The majority of New Yorkers are expected to spend more on the most essential necessitates. Interviews done by the New York Times show that a large population is purchasing groceries; grocery stocks have had an 80% increase in their sales since the pandemic began. Most families have decided to purchase groceries and cook at home, and this has reduced the rate at which restaurants are selling.

Affect heuristic

It is a situation where people use the importance attached to gains from a product or service. Things with more significant benefits influence the way people behave. It is evident from articles and the media that New Yorkers changed their economic behavior since the attack of this deadly virus. The government has put measures that have been tested and proved to mitigate the spread of the virus, some of those measures are repetitive hand washing, use of masks and hand gloves, social distancing, and the avoidance of handshake. Furthermore, the government has put strict rules as it plans to reopen some parts of its economy; these guidelines must be used before any company opens up. Such actions are installing door sanitizers, providing masks to regular cleaning of surfaces, and temperature measuring kits. It is expected that New Yorkers will follow these guidelines because they have attached an excellent benefit for following the directions.

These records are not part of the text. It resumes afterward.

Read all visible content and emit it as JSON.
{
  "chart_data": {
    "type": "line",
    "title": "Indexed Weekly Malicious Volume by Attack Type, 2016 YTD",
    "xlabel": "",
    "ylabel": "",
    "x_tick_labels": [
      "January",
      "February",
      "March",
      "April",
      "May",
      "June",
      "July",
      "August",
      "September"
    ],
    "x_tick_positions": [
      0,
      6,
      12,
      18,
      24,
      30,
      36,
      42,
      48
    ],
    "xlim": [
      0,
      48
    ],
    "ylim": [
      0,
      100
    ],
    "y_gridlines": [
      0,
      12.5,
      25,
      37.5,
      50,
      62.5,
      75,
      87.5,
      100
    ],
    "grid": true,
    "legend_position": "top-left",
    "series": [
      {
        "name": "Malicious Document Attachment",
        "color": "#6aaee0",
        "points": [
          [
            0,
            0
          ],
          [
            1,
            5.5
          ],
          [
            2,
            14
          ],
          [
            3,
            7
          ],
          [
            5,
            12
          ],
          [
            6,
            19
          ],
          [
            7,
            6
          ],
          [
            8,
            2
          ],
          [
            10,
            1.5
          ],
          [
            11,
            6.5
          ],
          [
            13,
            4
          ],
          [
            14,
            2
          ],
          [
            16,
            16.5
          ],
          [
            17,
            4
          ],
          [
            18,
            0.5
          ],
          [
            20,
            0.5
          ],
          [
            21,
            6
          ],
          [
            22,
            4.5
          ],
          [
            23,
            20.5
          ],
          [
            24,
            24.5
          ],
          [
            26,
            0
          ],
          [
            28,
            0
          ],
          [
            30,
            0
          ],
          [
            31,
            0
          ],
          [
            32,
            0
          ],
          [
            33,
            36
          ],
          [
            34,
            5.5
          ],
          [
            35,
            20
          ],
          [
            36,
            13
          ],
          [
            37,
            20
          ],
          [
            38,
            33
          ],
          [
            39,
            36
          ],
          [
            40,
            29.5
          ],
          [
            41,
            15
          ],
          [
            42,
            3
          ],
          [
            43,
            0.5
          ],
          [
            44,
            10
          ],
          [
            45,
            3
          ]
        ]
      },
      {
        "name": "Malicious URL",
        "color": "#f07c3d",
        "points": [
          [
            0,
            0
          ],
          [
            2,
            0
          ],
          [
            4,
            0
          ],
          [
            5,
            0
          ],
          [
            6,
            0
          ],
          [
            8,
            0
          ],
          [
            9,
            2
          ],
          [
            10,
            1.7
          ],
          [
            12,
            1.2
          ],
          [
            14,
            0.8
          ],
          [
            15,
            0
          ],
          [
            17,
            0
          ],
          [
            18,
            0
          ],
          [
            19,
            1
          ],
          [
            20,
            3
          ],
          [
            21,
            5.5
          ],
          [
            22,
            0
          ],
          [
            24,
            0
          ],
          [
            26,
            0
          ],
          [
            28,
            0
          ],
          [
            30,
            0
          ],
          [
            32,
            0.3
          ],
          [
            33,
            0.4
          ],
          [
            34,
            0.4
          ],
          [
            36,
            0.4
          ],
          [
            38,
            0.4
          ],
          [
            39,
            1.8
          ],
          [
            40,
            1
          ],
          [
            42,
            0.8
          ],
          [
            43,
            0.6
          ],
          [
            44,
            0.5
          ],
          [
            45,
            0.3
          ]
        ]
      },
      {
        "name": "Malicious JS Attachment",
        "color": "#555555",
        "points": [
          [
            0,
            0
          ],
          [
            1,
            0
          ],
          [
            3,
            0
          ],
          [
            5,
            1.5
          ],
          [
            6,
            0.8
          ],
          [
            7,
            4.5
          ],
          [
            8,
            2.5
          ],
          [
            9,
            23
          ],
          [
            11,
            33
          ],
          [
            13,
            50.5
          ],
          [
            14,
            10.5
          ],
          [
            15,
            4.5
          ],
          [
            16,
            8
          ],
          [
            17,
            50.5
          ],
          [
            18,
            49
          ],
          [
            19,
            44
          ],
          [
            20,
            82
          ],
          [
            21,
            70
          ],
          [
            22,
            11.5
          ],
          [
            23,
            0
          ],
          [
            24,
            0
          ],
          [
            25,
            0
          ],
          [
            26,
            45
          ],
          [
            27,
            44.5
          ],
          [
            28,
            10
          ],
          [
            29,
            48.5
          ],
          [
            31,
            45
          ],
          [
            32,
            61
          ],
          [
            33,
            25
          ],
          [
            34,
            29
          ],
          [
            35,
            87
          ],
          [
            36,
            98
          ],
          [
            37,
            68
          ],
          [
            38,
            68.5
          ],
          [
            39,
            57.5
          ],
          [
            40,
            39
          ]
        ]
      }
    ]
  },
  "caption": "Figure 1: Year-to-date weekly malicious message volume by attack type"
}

Status quo bias and default options

Status Quo means that people do the same thing over and over or continue to use a decision that was made previously to deal with a current situation. It is a preference that may not be productive to New Yorkers with the increased spread of the virus. However, the Status Quo can be used to our advantage by encouraging health-enhancing behaviors. This concept can be used by applying nudges to persuade people to adapt to good practices to prevent the spread of the virus. An excellent example of this nudge is the use of sanitizing booths in all public places. Another example is the use of mobile apps to alert consumers when it is their turn to shop, this will come in handy while fighting this pandemic because it will help reduce the number of customers gathered in a particular place. Lastly, the government initiative to put strict measures on all business centers. The government now issues licenses to shops that should operate after they meet all the required regulations. This will, in turn, help reduce the transmission of this virus.